Logs accumulate across ALL retry attempts:

public class RetryTaskHandler : EverTaskHandler<RetryTask>
{
    public override async Task Handle(RetryTask task, CancellationToken ct)
    {
        Logger.LogInformation("Attempt started");

        // If this fails and retries, each attempt logs "Attempt started"
        // Database will contain: ["Attempt started", "Attempt started", "Attempt started", ...]
    }
}

This is intentional - it provides complete visibility into all execution attempts.

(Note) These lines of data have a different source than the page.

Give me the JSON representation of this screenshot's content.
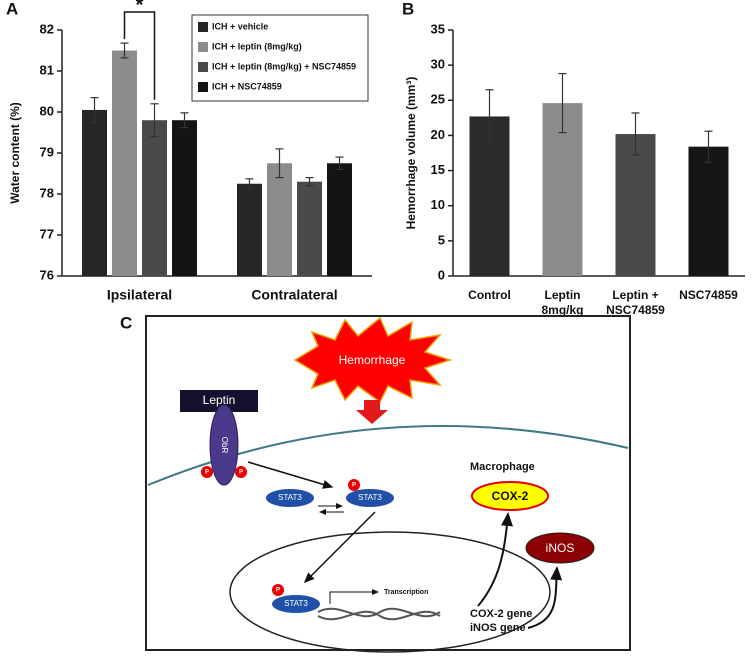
{
  "chart_data": [
    {
      "type": "bar",
      "panel_label": "A",
      "ylabel": "Water content (%)",
      "categories": [
        "Ipsilateral",
        "Contralateral"
      ],
      "series": [
        {
          "name": "ICH + vehicle",
          "color": "#262626",
          "values": [
            80.05,
            78.25
          ],
          "errors": [
            0.3,
            0.12
          ]
        },
        {
          "name": "ICH + leptin (8mg/kg)",
          "color": "#8c8c8c",
          "values": [
            81.5,
            78.75
          ],
          "errors": [
            0.18,
            0.35
          ]
        },
        {
          "name": "ICH + leptin (8mg/kg) + NSC74859",
          "color": "#4a4a4a",
          "values": [
            79.8,
            78.3
          ],
          "errors": [
            0.4,
            0.1
          ]
        },
        {
          "name": "ICH + NSC74859",
          "color": "#141414",
          "values": [
            79.8,
            78.75
          ],
          "errors": [
            0.18,
            0.15
          ]
        }
      ],
      "ylim": [
        76,
        82
      ],
      "yticks": [
        76,
        77,
        78,
        79,
        80,
        81,
        82
      ],
      "legend": "upper right",
      "annotations": [
        "*"
      ]
    },
    {
      "type": "bar",
      "panel_label": "B",
      "ylabel": "Hemorrhage volume (mm³)",
      "categories": [
        [
          "Control"
        ],
        [
          "Leptin",
          "8mg/kg"
        ],
        [
          "Leptin +",
          "NSC74859"
        ],
        [
          "NSC74859"
        ]
      ],
      "values": [
        22.7,
        24.6,
        20.2,
        18.4
      ],
      "errors": [
        3.8,
        4.2,
        3.0,
        2.2
      ],
      "colors": [
        "#2b2b2b",
        "#8c8c8c",
        "#4a4a4a",
        "#161616"
      ],
      "ylim": [
        0,
        35
      ],
      "yticks": [
        0,
        5,
        10,
        15,
        20,
        25,
        30,
        35
      ]
    }
  ],
  "diagram": {
    "panel_label": "C",
    "stimulus": "Hemorrhage",
    "ligand": "Leptin",
    "receptor": "ObR",
    "phospho": [
      "P",
      "P",
      "P",
      "P"
    ],
    "stat3": [
      "STAT3",
      "STAT3",
      "STAT3"
    ],
    "cell": "Macrophage",
    "transcription": "Transcription",
    "products": [
      "COX-2",
      "iNOS"
    ],
    "genes": [
      "COX-2 gene",
      "iNOS gene"
    ]
  }
}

Performance Considerations

When Disabled

  • Zero overhead — JIT optimizations eliminate all log capture code paths
  • Single if check per log call (negligible performance impact)

When Enabled

  • Minimal impact — ~5-10ms overhead for typical tasks
  • ~100 bytes per log in memory, single bulk INSERT after task completion
  • Logs persist even on failure — Captured in the finally block for debugging failed tasks

Always

  • ILogger Always Invoked — Standard Microsoft.Extensions.Logging overhead applies regardless of persistence settings

Best Practices

  1. Use Standard Log Levels: LogInformation for normal flow, LogWarning for issues, LogError for failures
  2. Include Context: Log task parameters and key decision points
  3. Set Reasonable Limits: Default 1000 logs per task prevents unbounded growth
  4. Use for Debugging: Don’t rely on persisted logs for real-time monitoring (use ILogger infrastructure)
  5. Clean Up Old Logs: Implement retention policies to prevent database bloat

Example: Audit Trail

public class PaymentProcessorHandler : EverTaskHandler<ProcessPaymentTask>
{
    public override async Task Handle(ProcessPaymentTask task, CancellationToken ct)
    {
        Logger.LogInformation("Payment processing started for amount {Amount}", task.Amount);

        // Audit critical steps
        Logger.LogInformation("Validating payment method");
        await ValidatePaymentMethod(task.PaymentMethodId);

        Logger.LogInformation("Charging payment gateway");
        var result = await ChargePaymentGateway(task);

        if (result.IsSuccess)
        {
            Logger.LogInformation("Payment succeeded with transaction ID {TransactionId}", result.TransactionId);
        }
        else
        {
            Logger.LogError("Payment failed: {ErrorMessage}", result.ErrorMessage);
            throw new PaymentException(result.ErrorMessage);
        }
    }
}

With persistent logging enabled (.WithPersistentLogger(...)), all these logs are stored in the database and queryable by taskId.